If money were the driving force behind this site, the forums would be seriously moderated to eliminate all the naysayers like you, that negatively affect sales. Money is not the #1 motivation for this site and the forums are for investors to share information.

Course sales is not why I’m biased. I’m biased because books, courses, and events got me out of the corporate life over a decade ago. Notice I didn’t say a “mentor” got me out. It was those “snake oil books and courses” as you like to say.

So, please STOP being so persistent in telling everyone they MUST use a mentor. Some of us prefer to do it on our own. Is that the BEST way? Probably not, but it is ONE way that can work.

Thanks.
Tim

Tim,

Your are right. Glad to see you are up early monitoring my posting.

I started out by reading real estate investing books at my local book store after watching an infomercial about buying real estate with no money down. I then realized that an “investor” is just an unlicensed real estate agent. Think about it, the goal is to find buyers and sellers and put them together to make money. So I got licensed and immediately afterwards, the market tanked and I was a fish in water cause most agents didn’t know what short sales were.

My take is that you shouldn’t pay for a mentor. If you do work with someone, do a split on the profit till you are comfortable enough to venture out on your own. I hire new agents to work under my license and I partner with people to bring me their deals and I see how to profit from them.

Like everything in life, it is not just knowledge that makes you successful, it is applied knowledge. The actual desire to do something every day to promote yourself and put in systems into play to generate you the buyer and seller leads you need to make it a profitable career.

A lot of investors will not take time to teach someone the ropes unless they have skin (cash) in the game. it look like having a real estate license is something of the pass unless you want to access the MLS which does not take a license to access.

If someone is taking time to teach you how to do a deal, then s/he is not a mentor, s/he is a teacher, and teachers get paid to teach.

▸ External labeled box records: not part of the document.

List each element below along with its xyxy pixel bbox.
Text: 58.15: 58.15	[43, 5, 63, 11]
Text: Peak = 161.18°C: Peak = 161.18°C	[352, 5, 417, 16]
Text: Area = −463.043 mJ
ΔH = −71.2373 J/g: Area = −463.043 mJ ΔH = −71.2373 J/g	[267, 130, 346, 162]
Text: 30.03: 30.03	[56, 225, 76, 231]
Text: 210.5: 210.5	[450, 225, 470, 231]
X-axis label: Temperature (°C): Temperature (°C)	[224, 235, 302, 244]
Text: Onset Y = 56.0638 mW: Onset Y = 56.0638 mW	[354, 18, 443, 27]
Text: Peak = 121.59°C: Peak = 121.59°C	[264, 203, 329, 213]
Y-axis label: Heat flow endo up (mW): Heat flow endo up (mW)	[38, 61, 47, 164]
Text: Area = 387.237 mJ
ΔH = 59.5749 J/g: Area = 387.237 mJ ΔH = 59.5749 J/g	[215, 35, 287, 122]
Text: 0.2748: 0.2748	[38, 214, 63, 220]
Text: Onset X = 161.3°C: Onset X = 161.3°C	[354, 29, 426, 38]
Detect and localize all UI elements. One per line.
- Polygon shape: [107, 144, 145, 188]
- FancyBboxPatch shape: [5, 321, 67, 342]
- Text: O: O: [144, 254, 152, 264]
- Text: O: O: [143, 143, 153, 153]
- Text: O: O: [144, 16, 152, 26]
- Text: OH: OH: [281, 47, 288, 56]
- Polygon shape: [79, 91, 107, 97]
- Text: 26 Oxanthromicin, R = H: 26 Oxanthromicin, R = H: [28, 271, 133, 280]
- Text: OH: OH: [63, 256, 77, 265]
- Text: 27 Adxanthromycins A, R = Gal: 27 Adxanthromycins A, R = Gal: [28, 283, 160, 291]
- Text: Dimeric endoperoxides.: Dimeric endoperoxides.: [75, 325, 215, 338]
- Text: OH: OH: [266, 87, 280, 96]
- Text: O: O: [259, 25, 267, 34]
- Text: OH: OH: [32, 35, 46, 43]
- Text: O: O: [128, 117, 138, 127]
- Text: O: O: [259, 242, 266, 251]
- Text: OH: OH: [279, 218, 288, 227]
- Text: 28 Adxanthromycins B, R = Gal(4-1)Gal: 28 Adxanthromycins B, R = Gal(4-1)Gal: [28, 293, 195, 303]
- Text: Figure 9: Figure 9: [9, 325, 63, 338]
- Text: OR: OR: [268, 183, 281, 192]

If I do all the groundwork and educate myself, but I want the benefit of having a more experienced investor to answer my questions, give advice and maybe step in and help with something if I don’t know what to do, while I am the one doing all or most of the work and putting up my own money when needed, then I think a 50/50 split of the profit is more than fair.

Getting a license is not just to get access to the MLS. Getting a license means that I can legally buy and sell for other people without jumping through hoops. So if I find a seller, I can have them sign a listing agreement and shove the property onto the MLS (if I need to) in order to find a buyer. As an investor, I will have to tie up the property and find the buyer and sell my rights to the property. Being licensed is easier.